Volunteers reseed grassland burned by Ordway fire
ORDWAY, Colorado ” Volunteers have begun planting native grass seed on about 4 1/2 square miles left bare by a wildfire around Ordway in southeastern Colorado last month.
The fire charred a total of about 14 square miles, killed two firefighters and destroyed eight homes.
The grass-planting got under way Saturday, a day later than planned because of high winds.
The seeds must be planted less than an inch deep in order to germinate, but that puts them at risk of blowing away, especially if the area doesn’t get rain, said Frank Grant, Crowley County land use administrator.
Ed Hiza, one of the planters, said growing the grasses is tricky.
“It’s very expensive, and there’s no guarantee it’s going to work,” he said. “If we get some moisture, we’ll be all right. If we don’t, it’s going to be a wreck for a long time here.”
The county received $125,000 worth of grass seed on Friday. Planting crews are rushing to get it into the ground by Thursday, a deadline set in the grant.

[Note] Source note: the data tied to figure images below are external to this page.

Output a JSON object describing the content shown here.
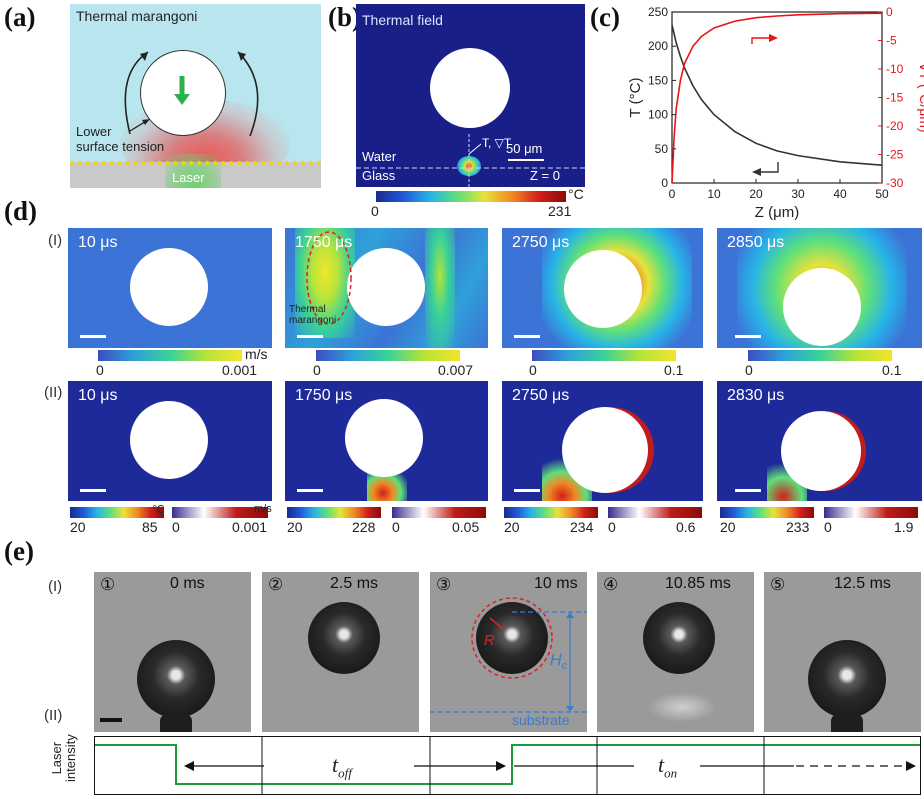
{
  "panel_a": {
    "letter": "(a)",
    "title": "Thermal marangoni",
    "label_surface": "Lower\nsurface tension",
    "label_laser": "Laser"
  },
  "panel_b": {
    "letter": "(b)",
    "title": "Thermal field",
    "label_gradient": "T, ▽T",
    "scale": "50 μm",
    "label_water": "Water",
    "label_glass": "Glass",
    "label_z0": "Z = 0",
    "cbar_min": "0",
    "cbar_max": "231",
    "cbar_unit": "°C"
  },
  "panel_c": {
    "letter": "(c)",
    "chart_data": {
      "type": "line",
      "xlabel": "Z (μm)",
      "ylabel_left": "T (°C)",
      "ylabel_right": "∇T (°C/μm)",
      "xlim": [
        0,
        50
      ],
      "ylim_left": [
        0,
        250
      ],
      "ylim_right": [
        -30,
        0
      ],
      "x_ticks": [
        "0",
        "10",
        "20",
        "30",
        "40",
        "50"
      ],
      "y_ticks_left": [
        "0",
        "50",
        "100",
        "150",
        "200",
        "250"
      ],
      "y_ticks_right": [
        "0",
        "-5",
        "-10",
        "-15",
        "-20",
        "-25",
        "-30"
      ],
      "series": [
        {
          "axis": "left",
          "color": "#333333",
          "x": [
            0,
            1,
            2,
            3,
            5,
            7,
            10,
            15,
            20,
            25,
            30,
            40,
            50
          ],
          "y": [
            231,
            205,
            185,
            168,
            142,
            122,
            100,
            75,
            58,
            47,
            40,
            31,
            26
          ]
        },
        {
          "axis": "right",
          "color": "#e8141a",
          "x": [
            0,
            0.5,
            1,
            2,
            3,
            5,
            7,
            10,
            15,
            20,
            25,
            30,
            40,
            50
          ],
          "y": [
            -30,
            -22,
            -17,
            -12,
            -9,
            -6,
            -4.3,
            -2.8,
            -1.6,
            -1.0,
            -0.7,
            -0.5,
            -0.3,
            -0.2
          ]
        }
      ]
    }
  },
  "panel_d": {
    "letter": "(d)",
    "row1": {
      "label": "(I)",
      "times": [
        "10 μs",
        "1750 μs",
        "2750 μs",
        "2850 μs"
      ],
      "annotation": "Thermal\nmarangoni",
      "cbars": [
        {
          "min": "0",
          "max": "0.001",
          "unit": "m/s"
        },
        {
          "min": "0",
          "max": "0.007"
        },
        {
          "min": "0",
          "max": "0.1"
        },
        {
          "min": "0",
          "max": "0.1"
        }
      ]
    },
    "row2": {
      "label": "(II)",
      "times": [
        "10 μs",
        "1750 μs",
        "2750 μs",
        "2830 μs"
      ],
      "unit_temp": "℃",
      "unit_vel": "m/s",
      "cbars": [
        {
          "tmin": "20",
          "tmax": "85",
          "vmin": "0",
          "vmax": "0.001"
        },
        {
          "tmin": "20",
          "tmax": "228",
          "vmin": "0",
          "vmax": "0.05"
        },
        {
          "tmin": "20",
          "tmax": "234",
          "vmin": "0",
          "vmax": "0.6"
        },
        {
          "tmin": "20",
          "tmax": "233",
          "vmin": "0",
          "vmax": "1.9"
        }
      ]
    }
  },
  "panel_e": {
    "letter": "(e)",
    "row1_label": "(I)",
    "row2_label": "(II)",
    "frames": [
      {
        "num": "①",
        "time": "0 ms"
      },
      {
        "num": "②",
        "time": "2.5 ms"
      },
      {
        "num": "③",
        "time": "10 ms"
      },
      {
        "num": "④",
        "time": "10.85 ms"
      },
      {
        "num": "⑤",
        "time": "12.5 ms"
      }
    ],
    "label_R": "R",
    "label_Hc": "H",
    "label_Hc_sub": "c",
    "label_substrate": "substrate",
    "laser_ylabel": "Laser\nintensity",
    "t_off": "t",
    "t_off_sub": "off",
    "t_on": "t",
    "t_on_sub": "on",
    "colors": {
      "laser_line": "#1a9a3a",
      "annotation_red": "#e02020",
      "annotation_blue": "#3a7ad0"
    }
  }
}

If they miss it, the county might lose the remainder of the grant.
County officials say most of the land being seeded has been fallow for several years because the rights to irrigation water have been sold to city utilities.
“I fear this can happen everywhere else that water’s being sold off the farm ground,” Hiza said.
Grant said donors have been generous since the fire.
“The Mennonite church from Ulysses, Kan., came up with probably 18 to 20 people just to help on the cleanup effort. The fairgrounds building is full of clothes and appliances (for) people who lost their homes. We really appreciate it,” he said.
“As for the rest of the recovery, it’s just going to take time.”
Authorities said the fire was accidentally started by a trash and hay fire that hadn’t been extinguished. They recommended against criminal charges.